Sie erzählt mir gerade von dem Kurztrip nach Paris, den sie für sich und ihren Freund gebucht hat, als Harry den Raum betritt. Er sieht mich nur kurz an, zögert vielleicht einen Moment in seiner Bewegung, dann steuert er zielstrebig auf das andere Ende der Bar zu. Ich sage es Evelyn nicht, aber ich könnte ihr kaum dankbarer dafür sein, dass sie unsere Distanz zueinander einfach unkommentiert im Raum stehen lässt und mit ihrer Anwesenheit dafür sorgt, dass ich nicht allein und wie auf dem Präsentierteller hier herumstehe.
Jessica hatte mir zuvor gesagt, dass man ein paar Worte von mir erwarten würde. Da ich plane, spätestens beim Hauptgang betrunken zu sein, bitte ich beim Servieren der Vorspeise um einen kurzen Moment der Aufmerksamkeit.
Ich versuche zu ignorieren, dass Harry so nah neben mir sitzt, dass ich glaube, seinen Atem hören zu können, während ich von Dankbarkeit für dieses Erlebnis rede. Ich kann die Tränen, die seit ein paar Tagen praktisch ständig in meinen Augen stehen, auf eine allgemeine Ergriffenheit schieben und muss mich nicht rechtfertigen, als ich schließlich ende und mir mit der Servierte über die Augenwinkel wische. Evelyn legt mir für einen Moment einen Arm um die Schultern, dann konzentrieren sich alle auf das Essen. Ich konzentriere mich auf meinen Drink.
Irgendwo zwischen dem Hauptgang und der Dessertauswahl habe ich das Zeitgefühl verloren. Ich weiß nur, dass ich spätestens, als sie uns diverse Süßspeisen servieren, etwa zwei Gin Tonics zu viel habe und dass selbst diese zwei Drinks zu viel nicht dafür sorgen, dass auch nur ein einziges Gefühl in mir betäubt wird. Genauso gut hätte ich Wasser in mich schütten können, der Effekt wäre der gleiche gewesen. Ich ertrage es kaum, neben Harry zu atmen.

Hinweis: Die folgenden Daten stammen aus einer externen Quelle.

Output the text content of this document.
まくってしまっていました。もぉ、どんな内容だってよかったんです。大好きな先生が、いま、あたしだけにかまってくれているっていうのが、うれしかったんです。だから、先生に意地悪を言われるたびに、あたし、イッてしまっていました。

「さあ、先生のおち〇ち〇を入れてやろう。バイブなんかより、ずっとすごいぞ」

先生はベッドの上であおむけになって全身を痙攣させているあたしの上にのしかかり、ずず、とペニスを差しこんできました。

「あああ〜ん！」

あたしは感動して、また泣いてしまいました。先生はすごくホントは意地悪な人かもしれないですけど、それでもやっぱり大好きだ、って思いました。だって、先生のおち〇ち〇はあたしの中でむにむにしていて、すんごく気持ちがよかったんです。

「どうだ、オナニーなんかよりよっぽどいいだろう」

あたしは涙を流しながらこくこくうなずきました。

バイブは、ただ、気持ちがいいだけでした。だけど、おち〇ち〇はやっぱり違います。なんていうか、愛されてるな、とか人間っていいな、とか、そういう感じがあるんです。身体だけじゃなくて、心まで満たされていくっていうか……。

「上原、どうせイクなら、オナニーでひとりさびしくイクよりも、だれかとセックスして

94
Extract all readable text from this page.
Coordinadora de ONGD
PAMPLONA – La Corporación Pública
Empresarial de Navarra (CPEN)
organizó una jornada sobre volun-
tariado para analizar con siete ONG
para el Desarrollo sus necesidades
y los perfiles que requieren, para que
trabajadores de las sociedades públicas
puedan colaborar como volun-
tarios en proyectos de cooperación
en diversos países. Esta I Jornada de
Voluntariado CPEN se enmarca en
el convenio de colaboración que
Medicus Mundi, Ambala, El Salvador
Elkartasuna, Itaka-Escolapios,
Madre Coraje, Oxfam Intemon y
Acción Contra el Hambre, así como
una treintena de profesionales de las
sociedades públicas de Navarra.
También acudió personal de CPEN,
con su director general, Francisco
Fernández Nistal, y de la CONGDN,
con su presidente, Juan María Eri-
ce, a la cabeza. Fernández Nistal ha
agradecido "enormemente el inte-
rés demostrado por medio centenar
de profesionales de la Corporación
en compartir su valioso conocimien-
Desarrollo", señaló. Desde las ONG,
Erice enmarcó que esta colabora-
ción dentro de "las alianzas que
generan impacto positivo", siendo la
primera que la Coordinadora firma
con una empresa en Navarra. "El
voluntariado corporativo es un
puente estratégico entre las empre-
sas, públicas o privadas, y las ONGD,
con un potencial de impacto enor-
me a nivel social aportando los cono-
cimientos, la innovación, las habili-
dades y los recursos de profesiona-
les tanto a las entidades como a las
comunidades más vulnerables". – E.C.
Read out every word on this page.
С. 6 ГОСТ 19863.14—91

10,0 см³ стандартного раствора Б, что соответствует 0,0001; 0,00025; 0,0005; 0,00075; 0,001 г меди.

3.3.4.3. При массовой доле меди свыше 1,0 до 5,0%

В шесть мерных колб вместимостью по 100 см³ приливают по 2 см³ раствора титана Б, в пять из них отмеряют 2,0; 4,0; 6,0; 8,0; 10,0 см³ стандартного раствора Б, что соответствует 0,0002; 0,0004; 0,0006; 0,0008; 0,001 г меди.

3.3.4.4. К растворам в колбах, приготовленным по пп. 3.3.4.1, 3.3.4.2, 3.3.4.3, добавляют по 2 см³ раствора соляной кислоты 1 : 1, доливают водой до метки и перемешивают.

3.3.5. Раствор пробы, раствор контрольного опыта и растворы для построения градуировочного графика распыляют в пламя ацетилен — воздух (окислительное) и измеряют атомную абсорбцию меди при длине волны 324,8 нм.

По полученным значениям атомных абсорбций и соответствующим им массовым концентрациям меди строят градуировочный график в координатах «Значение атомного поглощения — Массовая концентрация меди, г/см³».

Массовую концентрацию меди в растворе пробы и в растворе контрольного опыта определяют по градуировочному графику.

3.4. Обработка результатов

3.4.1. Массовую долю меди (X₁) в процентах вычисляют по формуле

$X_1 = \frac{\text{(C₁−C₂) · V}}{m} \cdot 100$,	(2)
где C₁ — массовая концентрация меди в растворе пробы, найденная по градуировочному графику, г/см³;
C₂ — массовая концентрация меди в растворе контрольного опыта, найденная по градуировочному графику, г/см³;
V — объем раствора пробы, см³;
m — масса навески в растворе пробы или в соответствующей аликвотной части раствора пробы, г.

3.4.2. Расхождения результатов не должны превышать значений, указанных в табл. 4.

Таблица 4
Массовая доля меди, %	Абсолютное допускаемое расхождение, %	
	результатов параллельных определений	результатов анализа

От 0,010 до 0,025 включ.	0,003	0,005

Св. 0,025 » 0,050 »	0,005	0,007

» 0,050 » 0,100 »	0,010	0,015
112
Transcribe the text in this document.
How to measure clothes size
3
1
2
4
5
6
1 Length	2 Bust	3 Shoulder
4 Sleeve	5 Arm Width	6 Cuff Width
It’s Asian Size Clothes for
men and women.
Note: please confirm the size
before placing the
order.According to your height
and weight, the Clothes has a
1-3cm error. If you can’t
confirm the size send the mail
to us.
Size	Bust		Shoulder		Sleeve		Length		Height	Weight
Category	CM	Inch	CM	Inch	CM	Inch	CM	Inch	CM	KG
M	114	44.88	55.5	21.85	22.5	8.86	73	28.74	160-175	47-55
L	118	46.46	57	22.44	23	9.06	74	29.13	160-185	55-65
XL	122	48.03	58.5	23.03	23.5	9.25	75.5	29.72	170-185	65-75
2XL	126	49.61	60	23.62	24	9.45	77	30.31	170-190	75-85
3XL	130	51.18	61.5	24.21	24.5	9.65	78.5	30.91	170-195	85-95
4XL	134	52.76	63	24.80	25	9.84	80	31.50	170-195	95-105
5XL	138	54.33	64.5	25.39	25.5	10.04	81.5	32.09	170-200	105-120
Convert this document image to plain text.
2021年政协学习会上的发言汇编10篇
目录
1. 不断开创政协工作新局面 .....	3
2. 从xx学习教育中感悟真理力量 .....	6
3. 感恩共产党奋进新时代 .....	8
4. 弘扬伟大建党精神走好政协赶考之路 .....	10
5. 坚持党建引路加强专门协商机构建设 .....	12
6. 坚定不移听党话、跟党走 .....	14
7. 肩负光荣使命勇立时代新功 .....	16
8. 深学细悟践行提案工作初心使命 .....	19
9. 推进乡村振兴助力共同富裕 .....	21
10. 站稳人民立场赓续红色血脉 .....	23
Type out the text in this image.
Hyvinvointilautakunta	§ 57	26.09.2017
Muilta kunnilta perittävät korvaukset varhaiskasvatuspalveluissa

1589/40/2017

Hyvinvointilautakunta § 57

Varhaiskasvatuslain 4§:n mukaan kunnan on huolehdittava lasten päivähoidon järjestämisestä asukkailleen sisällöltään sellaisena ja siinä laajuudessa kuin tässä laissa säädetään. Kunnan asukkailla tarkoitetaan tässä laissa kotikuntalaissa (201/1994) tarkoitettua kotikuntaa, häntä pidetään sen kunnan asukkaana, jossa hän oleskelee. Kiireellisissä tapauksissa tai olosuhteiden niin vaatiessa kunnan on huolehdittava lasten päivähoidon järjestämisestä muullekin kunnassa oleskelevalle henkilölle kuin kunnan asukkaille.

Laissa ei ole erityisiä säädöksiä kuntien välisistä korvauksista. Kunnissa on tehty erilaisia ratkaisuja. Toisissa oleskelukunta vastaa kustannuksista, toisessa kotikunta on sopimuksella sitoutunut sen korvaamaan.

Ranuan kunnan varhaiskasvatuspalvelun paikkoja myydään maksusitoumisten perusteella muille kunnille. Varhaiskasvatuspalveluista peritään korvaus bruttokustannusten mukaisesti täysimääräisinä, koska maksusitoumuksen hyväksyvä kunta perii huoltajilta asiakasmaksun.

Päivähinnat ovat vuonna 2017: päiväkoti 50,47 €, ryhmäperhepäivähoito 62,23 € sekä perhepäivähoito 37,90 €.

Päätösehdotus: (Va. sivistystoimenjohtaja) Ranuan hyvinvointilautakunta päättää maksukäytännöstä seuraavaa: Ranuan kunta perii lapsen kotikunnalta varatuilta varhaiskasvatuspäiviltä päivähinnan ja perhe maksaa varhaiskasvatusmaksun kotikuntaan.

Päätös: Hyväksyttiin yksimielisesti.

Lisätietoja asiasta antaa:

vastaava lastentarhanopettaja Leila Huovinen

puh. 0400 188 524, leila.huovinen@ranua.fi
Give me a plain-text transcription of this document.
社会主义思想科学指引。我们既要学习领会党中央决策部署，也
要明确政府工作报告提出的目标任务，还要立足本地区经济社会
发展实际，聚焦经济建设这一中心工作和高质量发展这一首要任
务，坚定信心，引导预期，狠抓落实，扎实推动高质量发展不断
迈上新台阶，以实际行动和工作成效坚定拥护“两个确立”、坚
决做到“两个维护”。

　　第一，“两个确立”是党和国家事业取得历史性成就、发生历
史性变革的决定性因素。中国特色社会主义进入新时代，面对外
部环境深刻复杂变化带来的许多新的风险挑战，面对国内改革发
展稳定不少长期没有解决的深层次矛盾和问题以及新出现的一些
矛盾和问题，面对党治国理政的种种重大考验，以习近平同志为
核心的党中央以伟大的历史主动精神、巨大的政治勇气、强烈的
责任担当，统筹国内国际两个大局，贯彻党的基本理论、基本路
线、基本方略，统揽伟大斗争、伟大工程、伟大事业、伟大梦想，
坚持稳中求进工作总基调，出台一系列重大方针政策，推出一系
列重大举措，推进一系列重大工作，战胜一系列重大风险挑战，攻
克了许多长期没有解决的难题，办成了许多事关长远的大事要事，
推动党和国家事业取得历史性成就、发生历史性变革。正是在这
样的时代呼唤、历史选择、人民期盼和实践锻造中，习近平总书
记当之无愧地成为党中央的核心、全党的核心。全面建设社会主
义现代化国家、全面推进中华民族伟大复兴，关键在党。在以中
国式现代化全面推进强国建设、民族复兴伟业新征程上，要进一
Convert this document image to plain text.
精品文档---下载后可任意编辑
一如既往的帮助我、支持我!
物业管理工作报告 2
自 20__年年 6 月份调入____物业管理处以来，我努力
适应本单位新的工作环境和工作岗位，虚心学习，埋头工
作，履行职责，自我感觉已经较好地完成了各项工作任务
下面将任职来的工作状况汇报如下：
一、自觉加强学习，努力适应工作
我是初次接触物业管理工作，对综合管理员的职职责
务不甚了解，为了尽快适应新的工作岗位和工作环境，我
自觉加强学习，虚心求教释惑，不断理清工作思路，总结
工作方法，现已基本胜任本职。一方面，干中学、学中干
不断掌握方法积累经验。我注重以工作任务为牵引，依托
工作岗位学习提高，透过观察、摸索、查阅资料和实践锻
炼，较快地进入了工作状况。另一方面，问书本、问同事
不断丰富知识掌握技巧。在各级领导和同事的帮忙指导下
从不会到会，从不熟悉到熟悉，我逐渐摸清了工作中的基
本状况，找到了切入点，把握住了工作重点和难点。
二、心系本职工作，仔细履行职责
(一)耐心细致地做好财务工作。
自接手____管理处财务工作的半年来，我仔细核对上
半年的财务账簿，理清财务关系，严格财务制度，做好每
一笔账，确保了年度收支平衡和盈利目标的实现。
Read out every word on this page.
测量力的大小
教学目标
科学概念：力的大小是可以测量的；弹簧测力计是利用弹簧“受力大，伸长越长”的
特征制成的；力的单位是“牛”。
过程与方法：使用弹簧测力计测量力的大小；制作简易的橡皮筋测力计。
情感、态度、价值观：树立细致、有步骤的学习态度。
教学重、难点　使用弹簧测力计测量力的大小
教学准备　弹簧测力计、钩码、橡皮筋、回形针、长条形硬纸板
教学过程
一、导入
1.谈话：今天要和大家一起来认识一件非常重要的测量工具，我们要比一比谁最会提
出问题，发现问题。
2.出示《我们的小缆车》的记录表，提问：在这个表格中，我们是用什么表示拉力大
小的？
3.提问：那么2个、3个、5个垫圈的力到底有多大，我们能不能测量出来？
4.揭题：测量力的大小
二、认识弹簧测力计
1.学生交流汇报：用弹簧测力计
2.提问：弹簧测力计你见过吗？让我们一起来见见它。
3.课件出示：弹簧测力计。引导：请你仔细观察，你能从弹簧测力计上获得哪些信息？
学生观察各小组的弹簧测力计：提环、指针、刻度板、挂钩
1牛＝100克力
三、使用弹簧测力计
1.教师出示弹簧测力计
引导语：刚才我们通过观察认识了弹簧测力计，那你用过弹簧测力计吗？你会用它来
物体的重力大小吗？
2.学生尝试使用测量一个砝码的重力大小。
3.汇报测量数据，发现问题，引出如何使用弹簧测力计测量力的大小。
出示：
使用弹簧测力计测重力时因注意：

Die Umarmungen, die ich schließlich mit allen austausche, sind eine Spur zu herzlich, dauern einen Moment zu lang und irgendwann habe ich den Überblick über die Menschen im Raum verloren. Als ich im Fahrstuhl stehe weiß ich zwar nicht, wie viel Uhr wir haben, doch ich weiß, dass diese Nacht zu schnell vergehen wird. In ein paar Stunden werde ich in einem Flieger sitzen. Ich versuche, nicht an Harry zu denken. An die Art, wie er neben mir gesessen hat. Wie sich unsere Hände mehrfach fast berührt hätten. Dass ich viel zu oft nach ihm hatte greifen wollen.
Ich versuche nicht an Harry zu denken, als ich meine Schlüsselkarte nicht auf Anhieb finde und ich versuche, nicht an Harry zu denken, als ich die Tür schließlich hinter mir ins Schloss fallen lasse. Ich versuche, nicht an Harry zu denken, als ich auf mein Handy schaue, und dann höre ich auf zu versuchen, nicht an Harry zu denken. Denn auf meinem Sperrbildschirm wartet seit drei Minuten eine Nachricht von ihm darauf, von mir gelesen zu werden.
„Du hast dich nicht von mir verabschiedet."
Innerhalb einer Sekunde fühle ich mich stocknüchtern. Mein Herz schlägt irgendwo außerhalb meiner Brust, während ich mein Zimmer sofort wieder verlasse und mit viel zu ausladenden, viel zu überzeugten Schritten zu Harrys Hotelzimmer eile. Ich klopfe, bevor ich es mir anders überlegen kann. Er öffnet mir, in der Hand ein Glas Whiskey und den Hauch von Überraschung im Gesicht.
„Alex."
„Du hast Recht. Ich hab mich noch nicht von dir verabschiedet."